1 Grundgesetz) und den Grenzen für die vorübergehende Absenkung der dazu notwendigen Zahlungen in der sogenannten Sanktionsentscheidung
des Bundesverfassungsgerichts (BVerfG, Urteil vom 5. November 2019 – 1 BvL 7/16 –, BVerfGE 152, 68) durchaus bestehen.
Der Senat hält aber jedenfalls eine engere zeitliche Begrenzung als nach § 43 Abs. 4 Satz 1 SGB II nicht für verfassungsrechtlich geboten. Danach ist die Aufrechnung nur während eines Zeitraums drei Jahren nach Bestandskraft
des Bescheides zulässig, wobei zusätzlich zu überlegen sein mag, ob diesem Fall nicht der der vorläufigen Vollziehung gleichzustellen
ist und damit die tatsächliche Vollziehung der Aufrechnung während dreier Jahre maßgeblich zu sein hat. Beides ist vorliegend
nicht, auch nicht annähernd erreicht: Bestandskraft tritt frühestens auf Grund der hiesigen Entscheidung ein; eine Anordnung
der vorläufigen Vollziehbarkeit der Aufrechnungsentscheidung (oder auch die tatsächliche Durchführung der Aufrechnung) ist
nicht ersichtlich.
Der Senat hält es auch nicht für erforderlich, eine ausdrückliche zeitliche Begrenzung bereits im Rahmen des Aufrechnungsbescheides
zu erklären, so dass der streitige Bescheid auch unter diesem Gesichtspunkt nicht zu beanstanden ist.
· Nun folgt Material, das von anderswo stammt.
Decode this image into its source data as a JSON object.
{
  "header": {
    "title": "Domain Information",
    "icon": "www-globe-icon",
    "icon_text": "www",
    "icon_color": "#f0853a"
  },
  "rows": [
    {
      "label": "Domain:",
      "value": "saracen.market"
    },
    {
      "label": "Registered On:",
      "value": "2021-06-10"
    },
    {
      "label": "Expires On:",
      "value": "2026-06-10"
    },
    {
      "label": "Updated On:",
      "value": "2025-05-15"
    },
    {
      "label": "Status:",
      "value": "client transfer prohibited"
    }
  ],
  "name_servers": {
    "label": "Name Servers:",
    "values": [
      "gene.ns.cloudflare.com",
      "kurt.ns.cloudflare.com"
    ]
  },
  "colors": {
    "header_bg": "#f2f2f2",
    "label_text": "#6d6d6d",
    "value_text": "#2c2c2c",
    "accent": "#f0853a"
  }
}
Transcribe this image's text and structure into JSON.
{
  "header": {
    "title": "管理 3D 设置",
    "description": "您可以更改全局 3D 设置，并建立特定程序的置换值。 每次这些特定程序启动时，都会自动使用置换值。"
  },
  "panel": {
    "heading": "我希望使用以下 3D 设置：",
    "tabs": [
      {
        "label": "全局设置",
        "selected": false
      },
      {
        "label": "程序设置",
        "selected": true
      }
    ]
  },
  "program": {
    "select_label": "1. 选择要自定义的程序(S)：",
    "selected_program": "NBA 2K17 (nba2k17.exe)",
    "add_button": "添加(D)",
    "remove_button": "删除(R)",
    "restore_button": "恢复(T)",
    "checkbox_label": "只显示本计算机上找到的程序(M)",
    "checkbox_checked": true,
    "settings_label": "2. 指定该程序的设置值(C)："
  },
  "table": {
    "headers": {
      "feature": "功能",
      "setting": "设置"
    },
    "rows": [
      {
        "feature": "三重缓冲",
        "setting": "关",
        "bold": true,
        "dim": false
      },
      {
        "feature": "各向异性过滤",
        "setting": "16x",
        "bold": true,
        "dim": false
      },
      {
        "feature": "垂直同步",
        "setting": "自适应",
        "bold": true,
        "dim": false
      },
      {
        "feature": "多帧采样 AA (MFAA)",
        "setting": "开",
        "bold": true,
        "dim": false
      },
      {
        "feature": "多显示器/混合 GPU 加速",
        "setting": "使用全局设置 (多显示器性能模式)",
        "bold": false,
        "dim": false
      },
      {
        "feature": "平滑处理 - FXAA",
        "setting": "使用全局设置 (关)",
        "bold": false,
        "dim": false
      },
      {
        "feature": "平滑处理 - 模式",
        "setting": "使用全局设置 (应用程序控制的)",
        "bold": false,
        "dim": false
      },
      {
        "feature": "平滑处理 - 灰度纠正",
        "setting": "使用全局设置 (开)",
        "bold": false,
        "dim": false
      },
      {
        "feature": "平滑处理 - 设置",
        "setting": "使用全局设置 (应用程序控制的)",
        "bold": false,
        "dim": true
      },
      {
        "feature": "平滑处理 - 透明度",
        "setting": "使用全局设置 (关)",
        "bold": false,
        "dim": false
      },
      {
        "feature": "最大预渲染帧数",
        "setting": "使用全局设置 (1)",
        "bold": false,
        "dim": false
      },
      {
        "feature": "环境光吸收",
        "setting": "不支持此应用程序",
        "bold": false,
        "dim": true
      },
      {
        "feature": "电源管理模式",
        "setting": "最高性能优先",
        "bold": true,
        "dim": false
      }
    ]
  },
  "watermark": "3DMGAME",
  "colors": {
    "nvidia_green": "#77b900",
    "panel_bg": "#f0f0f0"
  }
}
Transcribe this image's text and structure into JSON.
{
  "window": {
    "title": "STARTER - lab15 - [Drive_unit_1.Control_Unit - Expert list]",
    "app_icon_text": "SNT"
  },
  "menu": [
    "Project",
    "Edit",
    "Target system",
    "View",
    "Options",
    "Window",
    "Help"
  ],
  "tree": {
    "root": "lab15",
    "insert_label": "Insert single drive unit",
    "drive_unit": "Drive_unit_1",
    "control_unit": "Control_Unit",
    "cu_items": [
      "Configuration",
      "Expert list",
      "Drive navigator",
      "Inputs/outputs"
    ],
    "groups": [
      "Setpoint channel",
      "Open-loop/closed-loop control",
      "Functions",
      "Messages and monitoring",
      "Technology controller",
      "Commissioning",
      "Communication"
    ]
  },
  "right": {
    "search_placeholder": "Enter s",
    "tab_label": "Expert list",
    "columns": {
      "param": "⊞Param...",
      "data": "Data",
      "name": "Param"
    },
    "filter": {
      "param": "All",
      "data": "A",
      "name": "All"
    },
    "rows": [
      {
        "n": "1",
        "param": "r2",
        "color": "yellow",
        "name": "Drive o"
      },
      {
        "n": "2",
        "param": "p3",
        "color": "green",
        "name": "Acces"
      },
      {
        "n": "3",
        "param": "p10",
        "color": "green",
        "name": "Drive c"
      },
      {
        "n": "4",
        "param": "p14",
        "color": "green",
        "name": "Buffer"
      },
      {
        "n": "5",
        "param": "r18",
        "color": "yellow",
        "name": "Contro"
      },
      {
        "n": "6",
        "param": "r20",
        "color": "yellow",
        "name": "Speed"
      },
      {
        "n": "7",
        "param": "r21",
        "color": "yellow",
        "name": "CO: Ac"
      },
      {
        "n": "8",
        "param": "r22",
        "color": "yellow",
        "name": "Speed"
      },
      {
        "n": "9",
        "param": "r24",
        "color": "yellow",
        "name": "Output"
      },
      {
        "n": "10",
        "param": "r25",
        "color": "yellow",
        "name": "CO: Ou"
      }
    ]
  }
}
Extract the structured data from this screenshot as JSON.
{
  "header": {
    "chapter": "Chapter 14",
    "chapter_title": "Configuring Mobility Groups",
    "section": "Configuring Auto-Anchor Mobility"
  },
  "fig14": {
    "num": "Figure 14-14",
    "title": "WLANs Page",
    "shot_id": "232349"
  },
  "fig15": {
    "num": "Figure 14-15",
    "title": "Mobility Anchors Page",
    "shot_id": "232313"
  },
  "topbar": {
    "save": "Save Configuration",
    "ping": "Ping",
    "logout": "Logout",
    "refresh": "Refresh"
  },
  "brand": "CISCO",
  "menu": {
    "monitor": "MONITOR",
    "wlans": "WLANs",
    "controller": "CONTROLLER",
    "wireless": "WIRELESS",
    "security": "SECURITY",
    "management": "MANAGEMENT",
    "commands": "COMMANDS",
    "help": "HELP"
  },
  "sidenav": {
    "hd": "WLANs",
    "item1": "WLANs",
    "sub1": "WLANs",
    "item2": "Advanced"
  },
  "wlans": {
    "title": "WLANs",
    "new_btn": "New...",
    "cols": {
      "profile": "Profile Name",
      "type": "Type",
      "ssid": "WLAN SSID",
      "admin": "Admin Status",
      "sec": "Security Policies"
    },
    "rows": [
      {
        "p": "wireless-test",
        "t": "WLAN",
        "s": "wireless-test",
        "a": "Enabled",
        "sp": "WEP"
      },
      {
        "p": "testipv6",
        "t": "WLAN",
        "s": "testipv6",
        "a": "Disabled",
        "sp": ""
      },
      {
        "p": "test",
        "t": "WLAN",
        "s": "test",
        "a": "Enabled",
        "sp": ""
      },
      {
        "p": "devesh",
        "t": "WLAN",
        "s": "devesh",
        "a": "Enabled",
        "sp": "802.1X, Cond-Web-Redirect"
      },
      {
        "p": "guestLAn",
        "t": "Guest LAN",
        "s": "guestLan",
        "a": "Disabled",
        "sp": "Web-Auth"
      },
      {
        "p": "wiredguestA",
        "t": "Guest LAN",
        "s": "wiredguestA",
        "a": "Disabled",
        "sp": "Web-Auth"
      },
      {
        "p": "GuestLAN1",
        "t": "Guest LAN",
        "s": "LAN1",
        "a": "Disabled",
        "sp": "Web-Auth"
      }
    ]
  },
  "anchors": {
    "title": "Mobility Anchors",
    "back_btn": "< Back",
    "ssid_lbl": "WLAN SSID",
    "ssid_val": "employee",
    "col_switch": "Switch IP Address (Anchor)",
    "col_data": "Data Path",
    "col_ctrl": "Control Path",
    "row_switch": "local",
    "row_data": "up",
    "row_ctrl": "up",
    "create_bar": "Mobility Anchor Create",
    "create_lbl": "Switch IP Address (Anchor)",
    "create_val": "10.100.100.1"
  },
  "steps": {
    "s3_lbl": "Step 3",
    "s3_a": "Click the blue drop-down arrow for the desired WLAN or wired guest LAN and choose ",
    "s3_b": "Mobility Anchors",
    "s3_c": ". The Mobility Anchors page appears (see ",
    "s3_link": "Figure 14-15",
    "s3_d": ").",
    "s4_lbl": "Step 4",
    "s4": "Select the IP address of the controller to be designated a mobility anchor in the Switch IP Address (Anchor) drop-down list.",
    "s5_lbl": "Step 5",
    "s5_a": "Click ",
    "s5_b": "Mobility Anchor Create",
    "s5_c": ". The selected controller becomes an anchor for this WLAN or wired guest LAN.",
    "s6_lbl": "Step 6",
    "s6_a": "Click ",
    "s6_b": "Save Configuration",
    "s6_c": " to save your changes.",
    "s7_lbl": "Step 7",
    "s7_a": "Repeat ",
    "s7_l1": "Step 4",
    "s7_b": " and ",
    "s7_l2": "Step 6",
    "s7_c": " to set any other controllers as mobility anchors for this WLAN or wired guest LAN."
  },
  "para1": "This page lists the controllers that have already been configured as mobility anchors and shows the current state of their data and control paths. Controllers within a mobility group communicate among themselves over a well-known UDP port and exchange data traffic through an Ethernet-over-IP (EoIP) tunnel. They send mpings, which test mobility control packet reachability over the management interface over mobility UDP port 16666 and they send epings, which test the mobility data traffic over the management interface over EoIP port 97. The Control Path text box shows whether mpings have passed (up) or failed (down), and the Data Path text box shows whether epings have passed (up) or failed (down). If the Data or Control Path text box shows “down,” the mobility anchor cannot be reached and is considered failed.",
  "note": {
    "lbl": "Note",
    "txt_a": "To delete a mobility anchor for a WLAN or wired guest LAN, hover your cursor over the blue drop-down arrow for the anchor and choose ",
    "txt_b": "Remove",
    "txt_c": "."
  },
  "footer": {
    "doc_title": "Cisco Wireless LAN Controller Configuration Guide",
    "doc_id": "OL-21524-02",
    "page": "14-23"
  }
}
Ein entsprechendes Erfordernis
besteht nicht einmal im Rahmen von § 43 SGB II, obwohl dort eine Höchstfrist gesetzlich vorgesehen ist, und also umso weniger im Rahmen der allenfalls entsprechenden Anwendung
dieser Höchstfrist im Rahmen von § 42a SGB II (vgl. – zu § 43 SGB II – BSG, Urteil vom 9. März 2016 – B 14 AS 20/15 R –, BSGE 121, 55 Rn. 31). Entscheidender Gesichtspunkt ist insofern, dass regelmäßig bei Erlass des Aufrechnungsbescheides – namentlich wegen
des regelmäßigen Eintritts der aufschiebenden Wirkung von Widerspruch und Klage gegen einen derartigen Bescheid – gar nicht
abzusehen ist, wann der Drei-Jahres-Zeitraum tatsächlich ablaufen wird. Vielmehr ist es ausreichend und für den Betroffenen
zumutbar, wenn der Leistungsträger – gegebenenfalls auf entsprechenden Antrag des Betroffenen – die Aufrechnungsentscheidung
aufhebt, wenn sie tatsächlich drei Jahre durchgeführt worden ist. Eine fixe zeitliche Begrenzung im vorhinein würde demgegenüber
häufig – wie auch das hiesige Verfahren beispielhaft zeigt – dazu führen, dass die Aufrechnungserklärung sich auf Grund der
aufschiebenden Wirkung von Widerspruch und Klage erledigt, bevor sie erstmals vollzogen werden kann.
Der Senat hält es vor diesem Hintergrund und angesichts des Umstandes, dass die Aufrechnung wegen der aufschiebenden Wirkung
der hiesigen Klage und des ihr vorausgegangenen Widerspruchs bisher, soweit ersichtlich, nicht durchgeführt worden ist, weder
für notwendig noch für sachgerecht, sich schon jetzt – durch den hiesigen Rechtsstreit letztlich nicht veranlasst – abschließend
zu einer möglichen analogen Anwendung von § 43 Abs. 4 Satz 1 SGB II zu äußern. Das gilt nur umso mehr, als alternativ eine mögliche Verfassungswidrigkeit der zeitlich unbeschränkten Aufrechnung
zumindest in Erwägung zu ziehen wäre, eine Vorlage an das Bundesverfassungsgericht wegen der fehlenden Entscheidungserheblichkeit
aber nicht in Betracht kommt. Vor diesem Hintergrund ist auch auf die von der Klägerin befürchtete verfassungswidrige Überforderung
durch eine Aufrechnung bis zur vollständigen Tilgung derzeit noch nicht einzugehen.
IV. Die Kostenentscheidung beruht auf §
193 SGG.
V. Die Revision ist nicht zuzulassen, da keiner der in §
160 Abs.
2 SGG abschließend aufgeführten Gründe hierfür vorliegt.